Sobre sistemas

sábado, 25 de março de 2023

 

"A violência considera-se sempre uma contraviolência, isto é, uma resposta à violência do Outro."  -   Jean-Paul Sartre   -   Crítica da razão dialética        


Quanto mais desorganizado um sistema; seja um ecossistema natural, uma empresa industrial ou comercial ou uma sociedade de qualquer período histórico, por exemplo, mais difícil torna-se obter dados e informações de forma coerente e em numero suficiente para tirarmos certas conclusões a respeito deste sistema. Ou seja, o sistema desorganizado não tem uma estrutura original, relativamente harmônica ou estática; está sendo afetado por mudanças, que darão origem a desenvolvimentos imprevisíveis para o observador. Por exemplo, se numa floresta tropical forem feitas várias intervenções através da atividade humana – desmatamento, introdução de espécies exóticas, aplicação de produtos químicos (como o “agente laranja” aplicado nas florestas do Sudeste Asiático pelas tropas americanas na Guerra do Vietnã), será muito difícil, se não impossível, prever a evolução deste “sistema-ecossistema”. Como os organismos foram ou serão afetados em sua alimentação, reprodução, sobrevivência? Se isto já é difícil em organismos superiores, basta imaginar o grau de complexidade inerente a uma análise dos efeitos nos trilhões de microrganismos – fungos, bactérias, insetos, vermes, vírus – que habitam o interior do solo deste ecossistema. A natureza demandará tempo para que o ecossistema volte a se recolocar em relativo equilíbrio, adaptando-se às novas condições (organismos que desapareceram e outros que puderam ocupar seus nichos).
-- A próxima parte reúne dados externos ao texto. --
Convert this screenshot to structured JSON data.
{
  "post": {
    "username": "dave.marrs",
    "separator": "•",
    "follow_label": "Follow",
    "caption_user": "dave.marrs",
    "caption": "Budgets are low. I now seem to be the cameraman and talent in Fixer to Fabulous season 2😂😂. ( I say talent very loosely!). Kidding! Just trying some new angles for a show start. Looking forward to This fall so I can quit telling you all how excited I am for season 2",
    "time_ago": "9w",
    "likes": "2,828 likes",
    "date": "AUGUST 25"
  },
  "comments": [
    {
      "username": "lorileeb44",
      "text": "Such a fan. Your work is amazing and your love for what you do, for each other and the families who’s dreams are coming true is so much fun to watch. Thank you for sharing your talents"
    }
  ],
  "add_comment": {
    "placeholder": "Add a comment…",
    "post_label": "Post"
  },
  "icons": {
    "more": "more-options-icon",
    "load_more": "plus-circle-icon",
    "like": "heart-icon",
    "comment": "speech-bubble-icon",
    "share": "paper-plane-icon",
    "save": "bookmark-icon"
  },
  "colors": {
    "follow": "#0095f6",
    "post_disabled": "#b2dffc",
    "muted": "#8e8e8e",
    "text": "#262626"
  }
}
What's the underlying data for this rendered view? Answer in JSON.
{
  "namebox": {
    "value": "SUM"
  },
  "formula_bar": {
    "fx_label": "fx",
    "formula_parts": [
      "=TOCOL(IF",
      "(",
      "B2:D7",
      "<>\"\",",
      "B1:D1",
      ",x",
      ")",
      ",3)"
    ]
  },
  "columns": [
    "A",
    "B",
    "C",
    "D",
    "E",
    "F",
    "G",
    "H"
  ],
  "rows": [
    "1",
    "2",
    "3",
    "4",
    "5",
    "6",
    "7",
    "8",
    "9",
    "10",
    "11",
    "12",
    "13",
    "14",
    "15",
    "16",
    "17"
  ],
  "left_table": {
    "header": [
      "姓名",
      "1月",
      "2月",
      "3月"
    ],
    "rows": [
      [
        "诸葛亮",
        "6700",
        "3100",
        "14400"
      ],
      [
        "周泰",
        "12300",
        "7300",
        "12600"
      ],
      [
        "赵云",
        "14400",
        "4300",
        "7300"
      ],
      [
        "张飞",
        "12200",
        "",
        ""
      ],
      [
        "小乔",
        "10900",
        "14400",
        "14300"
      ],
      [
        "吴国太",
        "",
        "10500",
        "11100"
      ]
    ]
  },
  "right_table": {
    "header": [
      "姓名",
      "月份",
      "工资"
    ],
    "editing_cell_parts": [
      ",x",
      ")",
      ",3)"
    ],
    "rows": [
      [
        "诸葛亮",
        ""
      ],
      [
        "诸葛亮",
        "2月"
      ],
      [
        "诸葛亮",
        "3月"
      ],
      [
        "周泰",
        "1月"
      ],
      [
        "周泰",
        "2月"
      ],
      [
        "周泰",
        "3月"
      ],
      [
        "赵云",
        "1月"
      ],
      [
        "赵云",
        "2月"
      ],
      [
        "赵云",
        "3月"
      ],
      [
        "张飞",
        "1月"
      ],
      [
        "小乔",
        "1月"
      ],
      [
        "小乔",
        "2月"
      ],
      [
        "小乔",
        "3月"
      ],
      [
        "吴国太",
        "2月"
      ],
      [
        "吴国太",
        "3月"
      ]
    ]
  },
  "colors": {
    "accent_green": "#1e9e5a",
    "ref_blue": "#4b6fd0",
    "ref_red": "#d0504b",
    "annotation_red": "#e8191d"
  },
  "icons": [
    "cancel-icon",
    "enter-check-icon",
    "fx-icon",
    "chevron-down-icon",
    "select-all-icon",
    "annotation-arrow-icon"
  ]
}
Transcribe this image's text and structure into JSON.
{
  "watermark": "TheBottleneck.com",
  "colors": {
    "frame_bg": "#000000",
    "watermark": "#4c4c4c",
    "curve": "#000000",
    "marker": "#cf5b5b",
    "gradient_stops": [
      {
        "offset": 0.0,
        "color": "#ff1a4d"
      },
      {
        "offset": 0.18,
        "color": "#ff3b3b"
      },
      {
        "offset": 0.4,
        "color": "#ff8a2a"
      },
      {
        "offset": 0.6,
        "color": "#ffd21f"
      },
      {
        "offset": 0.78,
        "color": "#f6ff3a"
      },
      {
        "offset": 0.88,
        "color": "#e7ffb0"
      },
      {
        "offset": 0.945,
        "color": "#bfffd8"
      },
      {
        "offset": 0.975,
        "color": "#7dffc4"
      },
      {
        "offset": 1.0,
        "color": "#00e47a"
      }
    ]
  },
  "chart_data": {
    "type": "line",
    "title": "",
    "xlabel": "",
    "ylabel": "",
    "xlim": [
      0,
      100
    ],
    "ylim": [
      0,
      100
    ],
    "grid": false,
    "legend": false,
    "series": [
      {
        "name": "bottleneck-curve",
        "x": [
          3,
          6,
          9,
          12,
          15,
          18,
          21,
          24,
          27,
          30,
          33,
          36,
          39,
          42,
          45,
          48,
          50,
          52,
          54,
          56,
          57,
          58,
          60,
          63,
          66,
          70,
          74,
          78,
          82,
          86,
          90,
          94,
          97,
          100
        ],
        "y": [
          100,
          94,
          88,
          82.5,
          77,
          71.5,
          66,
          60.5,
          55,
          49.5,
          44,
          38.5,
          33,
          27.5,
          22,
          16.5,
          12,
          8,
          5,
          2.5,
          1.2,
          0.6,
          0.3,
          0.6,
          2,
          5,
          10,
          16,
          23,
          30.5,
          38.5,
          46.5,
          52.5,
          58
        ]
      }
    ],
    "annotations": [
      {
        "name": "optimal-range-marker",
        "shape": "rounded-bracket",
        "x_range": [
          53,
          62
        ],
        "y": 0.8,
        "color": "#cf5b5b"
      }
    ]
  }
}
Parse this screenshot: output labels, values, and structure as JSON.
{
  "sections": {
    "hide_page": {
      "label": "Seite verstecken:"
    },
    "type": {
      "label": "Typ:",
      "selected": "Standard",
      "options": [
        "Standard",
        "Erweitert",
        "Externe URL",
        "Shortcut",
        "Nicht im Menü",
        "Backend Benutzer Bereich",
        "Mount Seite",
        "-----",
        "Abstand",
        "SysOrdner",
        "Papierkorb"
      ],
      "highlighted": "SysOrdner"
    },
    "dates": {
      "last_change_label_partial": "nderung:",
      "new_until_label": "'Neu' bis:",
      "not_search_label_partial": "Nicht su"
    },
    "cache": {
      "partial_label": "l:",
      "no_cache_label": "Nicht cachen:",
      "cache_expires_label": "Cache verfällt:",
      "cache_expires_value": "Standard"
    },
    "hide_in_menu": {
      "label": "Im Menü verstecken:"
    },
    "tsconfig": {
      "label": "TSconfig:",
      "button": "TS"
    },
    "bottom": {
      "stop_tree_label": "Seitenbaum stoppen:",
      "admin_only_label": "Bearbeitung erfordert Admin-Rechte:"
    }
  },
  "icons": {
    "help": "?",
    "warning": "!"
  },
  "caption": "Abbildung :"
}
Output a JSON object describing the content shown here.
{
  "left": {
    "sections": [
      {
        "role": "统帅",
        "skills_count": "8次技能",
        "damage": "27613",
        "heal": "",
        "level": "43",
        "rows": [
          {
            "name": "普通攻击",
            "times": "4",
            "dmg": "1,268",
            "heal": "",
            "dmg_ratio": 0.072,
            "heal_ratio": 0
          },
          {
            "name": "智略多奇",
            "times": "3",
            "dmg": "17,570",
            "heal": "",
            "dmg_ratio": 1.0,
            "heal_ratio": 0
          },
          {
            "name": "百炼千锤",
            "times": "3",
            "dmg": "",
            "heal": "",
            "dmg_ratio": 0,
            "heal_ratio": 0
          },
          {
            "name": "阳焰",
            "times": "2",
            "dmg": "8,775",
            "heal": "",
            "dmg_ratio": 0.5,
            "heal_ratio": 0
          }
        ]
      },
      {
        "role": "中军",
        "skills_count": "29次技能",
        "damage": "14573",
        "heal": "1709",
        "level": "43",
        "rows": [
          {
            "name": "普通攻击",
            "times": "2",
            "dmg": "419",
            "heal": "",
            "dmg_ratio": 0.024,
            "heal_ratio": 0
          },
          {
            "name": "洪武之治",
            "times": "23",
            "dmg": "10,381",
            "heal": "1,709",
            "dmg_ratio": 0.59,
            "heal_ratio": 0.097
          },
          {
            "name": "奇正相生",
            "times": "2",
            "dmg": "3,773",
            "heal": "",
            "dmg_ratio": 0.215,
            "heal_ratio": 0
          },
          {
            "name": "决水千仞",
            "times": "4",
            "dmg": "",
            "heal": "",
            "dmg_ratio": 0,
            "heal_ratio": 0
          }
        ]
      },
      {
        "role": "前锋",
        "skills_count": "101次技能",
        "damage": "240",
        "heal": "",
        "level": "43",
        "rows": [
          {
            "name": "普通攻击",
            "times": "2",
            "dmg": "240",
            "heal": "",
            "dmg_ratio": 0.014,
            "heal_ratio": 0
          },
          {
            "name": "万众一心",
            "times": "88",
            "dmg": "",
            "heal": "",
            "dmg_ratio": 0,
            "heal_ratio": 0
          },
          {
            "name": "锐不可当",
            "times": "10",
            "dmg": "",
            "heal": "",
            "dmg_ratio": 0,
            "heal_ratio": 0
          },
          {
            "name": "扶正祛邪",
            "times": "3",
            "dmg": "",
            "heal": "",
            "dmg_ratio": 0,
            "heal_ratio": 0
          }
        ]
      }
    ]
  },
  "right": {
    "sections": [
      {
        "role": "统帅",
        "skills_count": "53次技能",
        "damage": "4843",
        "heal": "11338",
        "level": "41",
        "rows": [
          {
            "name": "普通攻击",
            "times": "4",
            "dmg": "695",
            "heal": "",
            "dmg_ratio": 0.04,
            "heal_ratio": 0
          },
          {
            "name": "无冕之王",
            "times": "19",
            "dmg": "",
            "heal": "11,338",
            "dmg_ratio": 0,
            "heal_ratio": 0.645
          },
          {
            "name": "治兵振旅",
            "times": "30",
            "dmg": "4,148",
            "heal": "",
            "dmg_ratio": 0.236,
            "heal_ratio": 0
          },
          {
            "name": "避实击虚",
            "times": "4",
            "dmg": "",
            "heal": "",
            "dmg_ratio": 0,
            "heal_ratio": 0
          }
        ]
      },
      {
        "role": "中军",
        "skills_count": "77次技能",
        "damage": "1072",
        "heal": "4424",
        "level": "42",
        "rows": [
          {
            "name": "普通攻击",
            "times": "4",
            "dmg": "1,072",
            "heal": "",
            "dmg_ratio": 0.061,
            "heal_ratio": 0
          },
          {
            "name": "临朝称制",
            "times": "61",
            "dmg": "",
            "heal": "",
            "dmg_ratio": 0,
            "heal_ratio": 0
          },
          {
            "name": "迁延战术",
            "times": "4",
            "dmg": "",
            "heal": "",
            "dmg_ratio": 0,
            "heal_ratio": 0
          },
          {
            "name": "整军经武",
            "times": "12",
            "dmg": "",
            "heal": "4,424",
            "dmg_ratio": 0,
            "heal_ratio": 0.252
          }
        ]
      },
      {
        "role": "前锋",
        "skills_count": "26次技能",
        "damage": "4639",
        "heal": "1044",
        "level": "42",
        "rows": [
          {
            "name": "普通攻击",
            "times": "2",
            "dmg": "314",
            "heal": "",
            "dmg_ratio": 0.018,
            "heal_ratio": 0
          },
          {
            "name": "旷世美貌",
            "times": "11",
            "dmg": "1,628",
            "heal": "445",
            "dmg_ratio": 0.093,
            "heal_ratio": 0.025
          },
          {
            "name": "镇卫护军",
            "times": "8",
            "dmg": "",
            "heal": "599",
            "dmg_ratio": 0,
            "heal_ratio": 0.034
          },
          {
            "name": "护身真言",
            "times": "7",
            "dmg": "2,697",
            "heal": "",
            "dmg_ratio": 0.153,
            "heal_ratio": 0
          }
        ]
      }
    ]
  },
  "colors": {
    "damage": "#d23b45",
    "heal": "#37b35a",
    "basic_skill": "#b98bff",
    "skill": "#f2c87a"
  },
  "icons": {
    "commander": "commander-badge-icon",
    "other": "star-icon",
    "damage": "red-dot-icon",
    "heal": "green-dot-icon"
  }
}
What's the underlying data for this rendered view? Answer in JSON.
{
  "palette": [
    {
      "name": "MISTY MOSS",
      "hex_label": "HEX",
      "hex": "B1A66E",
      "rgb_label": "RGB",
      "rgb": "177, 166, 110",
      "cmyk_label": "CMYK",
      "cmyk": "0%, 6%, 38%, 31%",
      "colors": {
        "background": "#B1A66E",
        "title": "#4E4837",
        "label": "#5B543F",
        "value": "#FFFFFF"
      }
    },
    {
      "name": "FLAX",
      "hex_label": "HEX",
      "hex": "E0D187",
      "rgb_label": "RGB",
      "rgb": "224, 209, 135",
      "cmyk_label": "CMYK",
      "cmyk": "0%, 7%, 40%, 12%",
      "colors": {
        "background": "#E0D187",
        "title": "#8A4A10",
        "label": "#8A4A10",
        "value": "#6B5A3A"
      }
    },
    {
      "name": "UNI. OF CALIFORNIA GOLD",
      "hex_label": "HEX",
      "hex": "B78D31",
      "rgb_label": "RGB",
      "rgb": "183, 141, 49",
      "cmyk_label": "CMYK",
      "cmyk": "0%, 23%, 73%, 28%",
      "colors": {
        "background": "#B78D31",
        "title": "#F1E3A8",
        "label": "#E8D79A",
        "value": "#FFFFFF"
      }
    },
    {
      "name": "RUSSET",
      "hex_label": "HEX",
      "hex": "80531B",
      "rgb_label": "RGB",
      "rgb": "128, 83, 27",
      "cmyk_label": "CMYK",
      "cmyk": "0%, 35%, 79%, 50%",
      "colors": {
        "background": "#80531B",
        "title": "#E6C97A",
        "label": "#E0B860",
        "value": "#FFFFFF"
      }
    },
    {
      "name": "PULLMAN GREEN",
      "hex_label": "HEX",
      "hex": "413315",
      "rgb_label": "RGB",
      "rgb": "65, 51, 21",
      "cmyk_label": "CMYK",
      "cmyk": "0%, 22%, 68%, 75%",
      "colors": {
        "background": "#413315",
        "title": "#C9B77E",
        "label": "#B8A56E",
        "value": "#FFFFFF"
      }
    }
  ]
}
Numa empresa a situação é comparável, se bem que menos complexa. O empreendimento foi estruturado de uma determinada maneira por planejadores, especialistas e técnicos de várias áreas, dependendo da amplitude do espectro de suas atividades e processos, para atingir determinados fins. Neste “sistema-empresa” cada equipamento, pessoa ou departamento, está sujeita a procedimentos que devem ser seguidos para manter a empresa em funcionamento, atingindo de uma maneira coesa seus objetivos. Se as condições do ambiente externo ou interno à empresa continuarem sendo as mesmas daquelas previstas pelos seus dirigentes, o “sistema-empresa” continuará operando, produzindo, vendendo e trazendo lucro aos seus proprietários. Todavia, se um fator adverso externo ou interno – como uma crise econômica, o aumento do custo dos insumos, o surgimento de um forte concorrente, um desfalque na contabilidade, a quebra de um equipamento – alterar este equilíbrio, será difícil prever quais poderão ser as consequências para a continuidade do empreendimento. Assim como um ecossistema, a empresa demandará tempo e intervenção humana, para voltar à situação de equilíbrio no novo ambiente e nas novas condições de operação. Dependendo da gravidade do ocorrido e da capacidade de resiliência, o empreendimento poderá desaparecer, como aconteceu, por exemplo, com a linha de câmeras fotográficas de filme da empresa Kodak.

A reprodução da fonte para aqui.